Grains or enzymes – what is more effective?

Personally, I find enzyme peelings more pleasant, which dissolve during use. You don’t have to wash too much to get the crumbs out of your hair. If grains are contained they at least should be loosened with a corresponding shampoo that is hair-type and scalp-friendly.

Can I peel after a coloration?

After a color treatment rather not, because hair and scalp are already irritated anyway. Even though a re-structure treatment in the salon has already been used, the hairs are still porous. Depending on the hair condition and type of colour treatment (partial colour, bleaching) you should wait at least 2-4 days. By exfoliating too early, you can also lose beautiful color reflections.

Who are scalp peels not suitable for at all?

Definitely for a sensitive scalp that is already sensitive to touch. It does not tolerate coarse-grained peeling. This also applies to psoriasis or eczema of the scalp. The irritation of a mechanical peeling would be too intense. Better to use something that relieves scalp problems. In extreme cases, ask the dermatologist.

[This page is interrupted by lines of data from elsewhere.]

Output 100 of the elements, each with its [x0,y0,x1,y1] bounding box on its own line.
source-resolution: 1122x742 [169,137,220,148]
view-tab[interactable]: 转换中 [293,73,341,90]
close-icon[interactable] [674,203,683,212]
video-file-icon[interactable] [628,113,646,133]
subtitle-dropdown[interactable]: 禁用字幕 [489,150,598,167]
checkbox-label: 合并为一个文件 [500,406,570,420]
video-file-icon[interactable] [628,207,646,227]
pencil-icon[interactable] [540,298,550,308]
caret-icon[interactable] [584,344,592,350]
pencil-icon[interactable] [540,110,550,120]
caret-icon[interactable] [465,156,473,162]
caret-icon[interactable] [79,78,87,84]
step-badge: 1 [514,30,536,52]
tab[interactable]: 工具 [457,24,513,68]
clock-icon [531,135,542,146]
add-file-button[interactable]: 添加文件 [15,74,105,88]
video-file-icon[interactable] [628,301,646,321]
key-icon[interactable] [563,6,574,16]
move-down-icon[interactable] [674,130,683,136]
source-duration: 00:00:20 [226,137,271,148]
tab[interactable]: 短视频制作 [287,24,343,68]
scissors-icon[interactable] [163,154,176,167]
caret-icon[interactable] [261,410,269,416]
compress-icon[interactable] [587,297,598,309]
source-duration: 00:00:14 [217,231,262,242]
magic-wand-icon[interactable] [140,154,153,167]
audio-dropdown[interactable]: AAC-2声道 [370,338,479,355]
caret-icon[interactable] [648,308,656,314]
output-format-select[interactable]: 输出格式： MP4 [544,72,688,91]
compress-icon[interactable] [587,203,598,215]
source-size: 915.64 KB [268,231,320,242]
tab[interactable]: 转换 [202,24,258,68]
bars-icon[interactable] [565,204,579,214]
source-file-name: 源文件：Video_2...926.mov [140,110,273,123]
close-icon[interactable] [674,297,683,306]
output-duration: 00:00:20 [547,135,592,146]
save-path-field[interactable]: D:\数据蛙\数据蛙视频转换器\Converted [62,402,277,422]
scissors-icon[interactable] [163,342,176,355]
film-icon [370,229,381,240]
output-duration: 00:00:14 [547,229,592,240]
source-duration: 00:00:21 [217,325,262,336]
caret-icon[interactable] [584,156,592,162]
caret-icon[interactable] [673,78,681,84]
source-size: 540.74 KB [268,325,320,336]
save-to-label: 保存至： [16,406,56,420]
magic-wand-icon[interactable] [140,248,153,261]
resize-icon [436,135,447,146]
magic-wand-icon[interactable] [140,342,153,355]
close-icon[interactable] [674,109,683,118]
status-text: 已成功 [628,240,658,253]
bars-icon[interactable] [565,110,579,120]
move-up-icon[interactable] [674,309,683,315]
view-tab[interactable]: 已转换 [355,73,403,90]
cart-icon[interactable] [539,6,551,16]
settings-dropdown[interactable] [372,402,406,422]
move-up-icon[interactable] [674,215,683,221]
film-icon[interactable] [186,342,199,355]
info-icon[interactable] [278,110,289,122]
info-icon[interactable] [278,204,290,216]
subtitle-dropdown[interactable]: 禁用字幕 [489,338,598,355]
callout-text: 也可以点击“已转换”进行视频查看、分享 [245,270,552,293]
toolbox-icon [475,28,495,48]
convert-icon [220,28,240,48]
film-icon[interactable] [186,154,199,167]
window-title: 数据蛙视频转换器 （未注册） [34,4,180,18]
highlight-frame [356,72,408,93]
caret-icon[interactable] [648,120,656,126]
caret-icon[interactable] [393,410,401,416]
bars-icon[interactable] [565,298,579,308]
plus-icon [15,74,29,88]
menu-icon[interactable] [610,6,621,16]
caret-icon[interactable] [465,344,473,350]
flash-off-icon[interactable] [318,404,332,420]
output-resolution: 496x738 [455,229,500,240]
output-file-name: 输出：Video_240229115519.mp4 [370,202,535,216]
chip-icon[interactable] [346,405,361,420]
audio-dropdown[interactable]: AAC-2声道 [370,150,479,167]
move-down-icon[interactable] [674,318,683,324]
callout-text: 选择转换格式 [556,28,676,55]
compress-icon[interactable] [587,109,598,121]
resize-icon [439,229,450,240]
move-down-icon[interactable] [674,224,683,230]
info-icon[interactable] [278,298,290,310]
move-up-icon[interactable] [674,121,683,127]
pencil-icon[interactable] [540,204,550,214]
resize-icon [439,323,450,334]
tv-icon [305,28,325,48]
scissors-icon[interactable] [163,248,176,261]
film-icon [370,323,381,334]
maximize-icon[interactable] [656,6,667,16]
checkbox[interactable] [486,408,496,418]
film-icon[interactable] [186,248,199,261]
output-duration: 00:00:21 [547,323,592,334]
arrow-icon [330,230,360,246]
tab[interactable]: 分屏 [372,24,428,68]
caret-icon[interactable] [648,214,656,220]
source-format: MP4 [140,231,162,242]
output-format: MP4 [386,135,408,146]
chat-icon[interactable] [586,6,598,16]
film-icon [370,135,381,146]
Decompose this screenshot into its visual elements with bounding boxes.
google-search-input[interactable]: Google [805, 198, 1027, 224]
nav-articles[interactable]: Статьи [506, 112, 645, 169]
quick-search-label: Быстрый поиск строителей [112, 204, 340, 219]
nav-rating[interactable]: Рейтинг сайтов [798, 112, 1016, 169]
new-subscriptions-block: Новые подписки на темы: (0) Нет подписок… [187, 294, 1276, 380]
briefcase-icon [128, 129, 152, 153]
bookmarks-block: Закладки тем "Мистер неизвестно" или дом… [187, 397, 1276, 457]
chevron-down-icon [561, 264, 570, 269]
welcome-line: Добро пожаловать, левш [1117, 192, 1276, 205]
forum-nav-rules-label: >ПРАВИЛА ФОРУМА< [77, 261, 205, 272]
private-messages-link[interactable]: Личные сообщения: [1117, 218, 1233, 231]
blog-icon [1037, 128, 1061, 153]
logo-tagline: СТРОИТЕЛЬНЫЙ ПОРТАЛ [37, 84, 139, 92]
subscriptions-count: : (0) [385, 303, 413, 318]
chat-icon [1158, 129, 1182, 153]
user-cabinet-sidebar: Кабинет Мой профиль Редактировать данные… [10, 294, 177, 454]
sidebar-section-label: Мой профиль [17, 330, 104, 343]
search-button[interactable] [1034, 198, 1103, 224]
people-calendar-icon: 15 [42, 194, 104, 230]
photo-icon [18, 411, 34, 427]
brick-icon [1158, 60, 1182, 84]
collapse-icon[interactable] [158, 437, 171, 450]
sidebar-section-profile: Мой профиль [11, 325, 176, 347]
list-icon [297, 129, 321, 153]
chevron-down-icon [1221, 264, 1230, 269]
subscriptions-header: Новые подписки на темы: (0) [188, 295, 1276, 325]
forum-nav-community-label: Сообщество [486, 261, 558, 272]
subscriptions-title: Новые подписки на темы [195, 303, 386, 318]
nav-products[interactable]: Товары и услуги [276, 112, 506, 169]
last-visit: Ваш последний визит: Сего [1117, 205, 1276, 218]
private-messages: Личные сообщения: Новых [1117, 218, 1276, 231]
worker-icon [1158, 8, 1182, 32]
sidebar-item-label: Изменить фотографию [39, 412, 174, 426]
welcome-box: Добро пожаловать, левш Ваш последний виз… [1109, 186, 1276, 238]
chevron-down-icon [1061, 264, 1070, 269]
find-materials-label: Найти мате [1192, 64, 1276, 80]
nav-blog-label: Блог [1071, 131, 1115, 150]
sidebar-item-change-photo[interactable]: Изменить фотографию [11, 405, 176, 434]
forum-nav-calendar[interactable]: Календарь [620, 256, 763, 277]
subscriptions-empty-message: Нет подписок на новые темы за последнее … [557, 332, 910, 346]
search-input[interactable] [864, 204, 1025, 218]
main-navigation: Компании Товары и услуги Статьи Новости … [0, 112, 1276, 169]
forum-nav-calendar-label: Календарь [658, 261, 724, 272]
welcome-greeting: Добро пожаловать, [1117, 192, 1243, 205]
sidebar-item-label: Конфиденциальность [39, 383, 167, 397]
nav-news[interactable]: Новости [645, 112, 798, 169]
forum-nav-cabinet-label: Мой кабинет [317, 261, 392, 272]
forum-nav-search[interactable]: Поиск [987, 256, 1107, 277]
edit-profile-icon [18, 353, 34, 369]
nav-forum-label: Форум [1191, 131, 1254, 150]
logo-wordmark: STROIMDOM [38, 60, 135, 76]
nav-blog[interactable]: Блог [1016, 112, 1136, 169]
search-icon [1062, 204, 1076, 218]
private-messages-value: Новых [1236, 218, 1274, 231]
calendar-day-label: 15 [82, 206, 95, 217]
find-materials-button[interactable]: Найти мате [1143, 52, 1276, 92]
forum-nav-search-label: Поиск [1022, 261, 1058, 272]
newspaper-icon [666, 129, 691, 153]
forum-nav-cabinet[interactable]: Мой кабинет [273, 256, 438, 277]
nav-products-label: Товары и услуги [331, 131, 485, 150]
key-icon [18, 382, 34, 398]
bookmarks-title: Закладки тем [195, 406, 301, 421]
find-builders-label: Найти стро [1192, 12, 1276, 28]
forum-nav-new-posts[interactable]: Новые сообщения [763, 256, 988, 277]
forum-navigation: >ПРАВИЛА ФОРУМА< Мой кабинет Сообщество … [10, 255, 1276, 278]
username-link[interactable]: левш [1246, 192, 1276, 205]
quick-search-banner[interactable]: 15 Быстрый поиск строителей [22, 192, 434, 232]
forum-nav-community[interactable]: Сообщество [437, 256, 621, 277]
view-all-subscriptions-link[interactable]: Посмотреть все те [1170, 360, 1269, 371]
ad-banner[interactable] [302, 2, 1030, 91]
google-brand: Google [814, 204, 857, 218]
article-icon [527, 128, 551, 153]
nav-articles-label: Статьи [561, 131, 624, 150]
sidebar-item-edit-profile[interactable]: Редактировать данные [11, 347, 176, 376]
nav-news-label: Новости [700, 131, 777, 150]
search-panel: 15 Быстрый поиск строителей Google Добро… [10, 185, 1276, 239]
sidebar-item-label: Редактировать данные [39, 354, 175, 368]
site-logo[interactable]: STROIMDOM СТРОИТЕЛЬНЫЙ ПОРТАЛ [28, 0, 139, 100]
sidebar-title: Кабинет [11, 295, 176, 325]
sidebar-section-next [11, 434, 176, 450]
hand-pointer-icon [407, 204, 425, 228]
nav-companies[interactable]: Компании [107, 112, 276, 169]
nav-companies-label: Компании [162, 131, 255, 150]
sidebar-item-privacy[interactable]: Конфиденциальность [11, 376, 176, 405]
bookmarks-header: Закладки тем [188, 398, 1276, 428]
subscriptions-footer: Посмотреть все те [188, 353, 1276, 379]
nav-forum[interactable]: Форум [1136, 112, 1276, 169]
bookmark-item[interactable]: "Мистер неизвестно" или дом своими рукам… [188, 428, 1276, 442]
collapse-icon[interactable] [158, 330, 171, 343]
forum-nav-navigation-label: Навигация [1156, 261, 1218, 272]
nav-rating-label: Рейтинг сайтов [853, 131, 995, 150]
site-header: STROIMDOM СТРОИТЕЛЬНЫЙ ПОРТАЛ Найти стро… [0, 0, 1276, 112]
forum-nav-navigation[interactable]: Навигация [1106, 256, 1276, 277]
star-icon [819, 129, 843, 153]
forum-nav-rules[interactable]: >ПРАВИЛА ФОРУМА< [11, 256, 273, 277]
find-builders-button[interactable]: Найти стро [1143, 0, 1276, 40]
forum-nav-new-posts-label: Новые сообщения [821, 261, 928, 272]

How to use a peeling correctly?

Moisten the hair slightly. Put a little of the product on the back of the hand and pat it up in parts. Continue first on the sides, then up to the crown and back to the neck. Do not use too much of the peeling, because it has to be washed out again. Less is more here. And gently massage in, do not rub wildly.

How often should you use it?

Many products recommend one or more times a week. I would say all 3-4 hair washes is enough. You really should only use it if you want to work something away. Otherwise, you achieve the opposite and induce an irritated scalp.

And what exactly is a peeling shampoo for?

This is exfoliating and shampoo in one. The peeling grains are included in the shampoo. First, gently work into the scalp with little water, then add more water. The now dissolved grains become a foaming shampoo. Modern dandruff shampoos now mostly act enzymatically without solid particles. Afterwards, a serum is also recommended to regulate the scalp.